Highlights & Insights¶
- Unification of two orthogonal perspectives: Decomposing the LoRA merging problem into the independent yet complementary dimensions of "coverage" and "anisotropy" yields a theoretically clear and elegant framework. Prior methods (KnOTS addressing coverage, AdaMerging addressing global weighting) each solve only half of the problem.
- Discovery of directional sensitivity misalignment: Jacobian analysis quantifies the inconsistency of LoRA direction sensitivity distributions across different preferences, providing a rigorous theoretical motivation for direction-level weighting.
- Efficiency advantage of LoRA-level operations: Compared to full-parameter merging, LoRA-level operations substantially reduce memory and computational requirements, making gradient-based merging methods scalable to foundation model sizes.
Limitations & Future Work¶
- Variant B requires joint SVD over all adapters, which may incur significant computational overhead when the number of tasks \(N\) is large or the LoRA rank is high.
- Experiments are primarily conducted on ViT-B/32 and LLaMA-3 8B; performance on larger models (e.g., 70B-scale) remains unknown.
- The preference vector \(\boldsymbol{\rho}\) must be manually specified by the user; automatic preference discovery would be more practical.
- The framework does not address conflicting gradients across tasks (e.g., PCGrad-style gradient projection).
Related Work & Insights¶
- vs. AdaMerging: AdaMerging learns layer-level weights but ignores sensitivity differences within LoRA directions. TARA operates at finer direction-level granularity. Both methods share the same entropy minimization proxy.
- vs. KnOTS: KnOTS aligns subspaces via SVD to address coverage but neglects anisotropic weighting. TARA-B builds upon the SVD basis and additionally introduces direction-level weight optimization.

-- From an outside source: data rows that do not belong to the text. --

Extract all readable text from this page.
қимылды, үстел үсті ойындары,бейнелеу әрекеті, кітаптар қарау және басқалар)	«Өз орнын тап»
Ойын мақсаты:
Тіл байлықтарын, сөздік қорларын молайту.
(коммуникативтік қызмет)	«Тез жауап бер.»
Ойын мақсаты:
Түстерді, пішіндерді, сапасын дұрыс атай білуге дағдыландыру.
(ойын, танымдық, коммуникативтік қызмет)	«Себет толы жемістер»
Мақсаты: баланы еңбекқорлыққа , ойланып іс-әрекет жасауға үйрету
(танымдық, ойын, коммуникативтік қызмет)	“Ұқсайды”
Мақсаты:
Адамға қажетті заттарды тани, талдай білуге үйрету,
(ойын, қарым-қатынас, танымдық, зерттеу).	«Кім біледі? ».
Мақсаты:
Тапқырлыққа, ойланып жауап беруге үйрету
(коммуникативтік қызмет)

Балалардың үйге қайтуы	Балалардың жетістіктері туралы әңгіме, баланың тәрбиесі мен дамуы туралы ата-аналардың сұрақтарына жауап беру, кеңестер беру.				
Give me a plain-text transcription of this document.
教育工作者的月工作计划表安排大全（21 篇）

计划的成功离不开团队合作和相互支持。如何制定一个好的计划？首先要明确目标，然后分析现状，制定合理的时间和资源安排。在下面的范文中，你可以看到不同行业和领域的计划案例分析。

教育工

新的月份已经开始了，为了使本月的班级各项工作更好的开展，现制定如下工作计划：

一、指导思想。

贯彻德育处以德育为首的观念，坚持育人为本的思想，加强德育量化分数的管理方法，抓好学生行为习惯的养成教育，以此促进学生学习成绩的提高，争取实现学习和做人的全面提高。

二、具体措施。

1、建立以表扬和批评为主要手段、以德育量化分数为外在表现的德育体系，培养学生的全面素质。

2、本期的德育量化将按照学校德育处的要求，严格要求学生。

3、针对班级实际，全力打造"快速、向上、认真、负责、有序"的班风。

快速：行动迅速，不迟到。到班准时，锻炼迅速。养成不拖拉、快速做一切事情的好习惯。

- vs. LoRA-LEGO: LoRA-LEGO preserves modularity through clustering, but the clustering process may discard critical directional information. TARA retains all original directions.
Rating¶
- Novelty: ⭐⭐⭐⭐ The identification of two analytical perspectives and the unified framework design are original, though the specific implementation is relatively straightforward.
- Experimental Thoroughness: ⭐⭐⭐⭐⭐ The dual-track evaluation across vision and NLI, joint evaluation, generalization testing, and preference sensitivity analysis are comprehensive.
- Writing Quality: ⭐⭐⭐⭐ Theoretical derivations are clear, though the dense notation imposes a non-trivial reading burden.
- Value: ⭐⭐⭐⭐ The work makes a substantive contribution to the LoRA merging field; the open-sourced code enables direct practical use.